The stock market is ready to go “back to the meat grinder” this yr despite a recent minor rally, with the broad-based S&P 500 potentially plummeting by 50% in a worst-case scenario, famed investor Jeremy Grantham warned Tuesday.
Grantham, the 84-year-old co-founder of Boston-based asset management firm GMO, told clients in a letter that the “first and easiest leg of the bursting of the bubble” in US stocks is now “complete,” with “probably the most extreme froth” worn out during last yr’s selloff.
Under his projections, the S&P 500 would plunge by about 17% to roughly 3,200 for the complete yr of 2023, or about 20% after early gains out there to this point this yr. However the consequence might be far worse if the worldwide economy topples into a big recession, based on Grantham.
“Regrettably there are more downside potentials than upside,” Grantham wrote. “Within the worst case, if something does break and the world falls right into a severe recession, the market could fall a stomach-turning 50% from here. At best there may be prone to be no less than an additional modest decline, which under no circumstances balances the risks.”
Grantham cited several aspects that may lead to more pain for investors, including a serious correction within the US housing market and lingering uncertainty in regards to the consequence of the Russia-Ukraine war.

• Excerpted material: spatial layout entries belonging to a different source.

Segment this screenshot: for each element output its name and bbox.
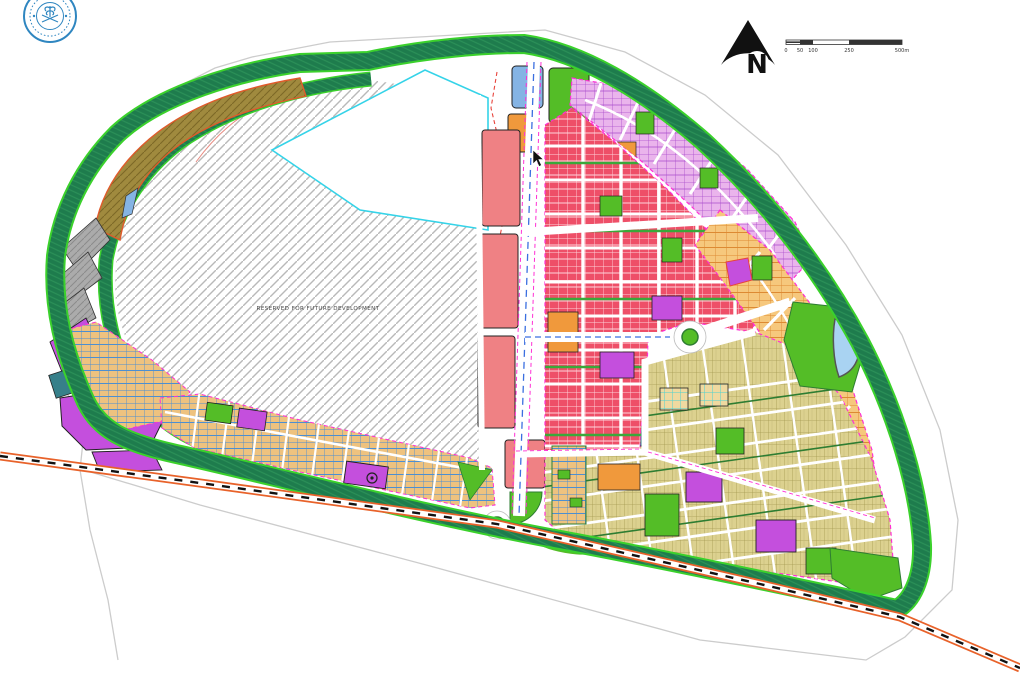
ministry-logo <box>24 0 76 42</box>
school-block-cyan <box>660 388 688 410</box>
scale-tick-label: 250 <box>844 48 854 54</box>
facility-icon-dot <box>370 476 373 479</box>
park-block <box>570 498 582 507</box>
scale-tick-label: 100 <box>808 48 818 54</box>
masterplan-page: RESERVED FOR FUTURE DEVELOPMENT N 0 50 1… <box>0 0 1020 682</box>
facility-block-purple <box>237 408 267 431</box>
scale-tick-label: 50 <box>797 48 803 54</box>
roundabout-island <box>682 329 698 345</box>
north-label: N <box>746 50 768 80</box>
scale-tick-label: 0 <box>784 48 787 54</box>
park-block <box>645 494 679 536</box>
roundabout-north <box>674 321 706 353</box>
park-block <box>716 428 744 454</box>
logo-side-star <box>65 15 67 17</box>
facility-block-purple <box>600 352 634 378</box>
facility-block-purple <box>756 520 796 552</box>
boundary-collector-road <box>478 95 482 470</box>
logo-side-star <box>33 15 35 17</box>
reserved-area-label: RESERVED FOR FUTURE DEVELOPMENT <box>256 306 379 312</box>
north-arrow: N <box>721 20 775 80</box>
scale-tick-label: 500m <box>895 48 910 54</box>
park-block <box>700 168 718 188</box>
park-block <box>636 112 654 134</box>
park-block <box>205 402 233 423</box>
facility-block-purple <box>652 296 682 320</box>
park-block <box>662 238 682 262</box>
masterplan-map: RESERVED FOR FUTURE DEVELOPMENT N 0 50 1… <box>0 0 1020 682</box>
park-block <box>600 196 622 216</box>
park-block <box>558 470 570 479</box>
bluehatch-patch <box>552 446 586 524</box>
school-block-cyan <box>700 384 728 406</box>
facility-block-orange <box>598 464 640 490</box>
scale-bar: 0 50 100 250 500m <box>784 40 909 54</box>
park-block <box>752 256 772 280</box>
commercial-block-salmon <box>480 234 518 328</box>
commercial-block-salmon <box>482 130 520 226</box>
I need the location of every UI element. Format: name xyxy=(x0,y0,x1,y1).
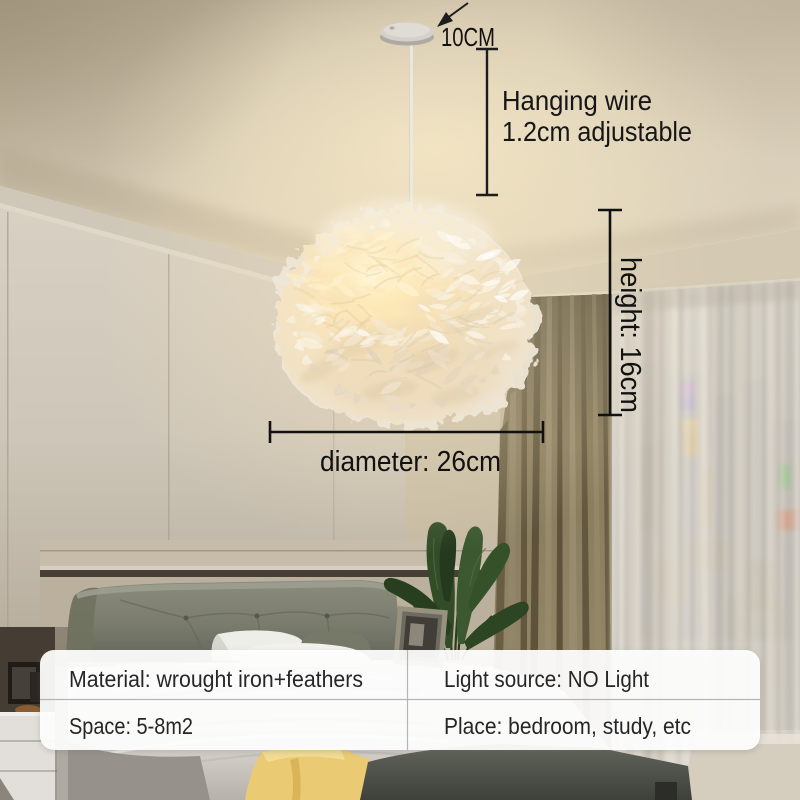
svg-text:Material: wrought iron+feather: Material: wrought iron+feathers xyxy=(69,666,363,692)
svg-text:Light source: NO Light: Light source: NO Light xyxy=(444,666,650,692)
svg-text:Hanging wire: Hanging wire xyxy=(502,85,652,116)
svg-text:height: 16cm: height: 16cm xyxy=(614,257,646,413)
svg-text:1.2cm adjustable: 1.2cm adjustable xyxy=(502,116,692,147)
svg-text:Space: 5-8m2: Space: 5-8m2 xyxy=(69,713,193,739)
svg-text:Place: bedroom, study, etc: Place: bedroom, study, etc xyxy=(444,713,691,739)
svg-text:10CM: 10CM xyxy=(441,22,495,52)
svg-text:diameter: 26cm: diameter: 26cm xyxy=(320,446,501,478)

The S&P 500 is up about 5% to this point this yr.AFP via Getty Images
A decline of fifty% would take the S&P 500 below 2,000 points, down from its current level of just over 4,000.
“To place this in perspective, it could still be a much smaller percent deviation from trendline value than the overpricing we had at the top of 2021 of over 70%,” Grantham said. “So that you shouldn’t be tempted to think it absolutely cannot occur.”
The S&P 500 has rallied about 5% this yr in an indication of cautious optimism amongst investors in regards to the economic outlook. That’s despite a wave of layoffs hammering the tech sector, including giants reminiscent of Microsoft and Amazon.
The S&P 500 fell greater than 19% last yr.Bloomberg via Getty Images
Last yr, the broad-based index plunged greater than 19% as Federal Reserve rate hikes and decades-high inflation sapped confidence.
Grantham asserted the precise timing of a possible downturn is difficult to evaluate, given some positive aspects that would prompt a “pause” within the bear market — including a historic trend of strong returns ahead of presidential elections, signs of cooling inflation, a sturdy jobs markets and China’s rebound from a surge of COVID-19 cases.
“How significantly corporate fundamentals deteriorate will mean the whole lot through the next twelve to eighteen months,” Grantham added.
Known for his bearish outlooks, Grantham cautioned last September that investors faced “tragedy” when a current “super-bubble” in US markets bursts.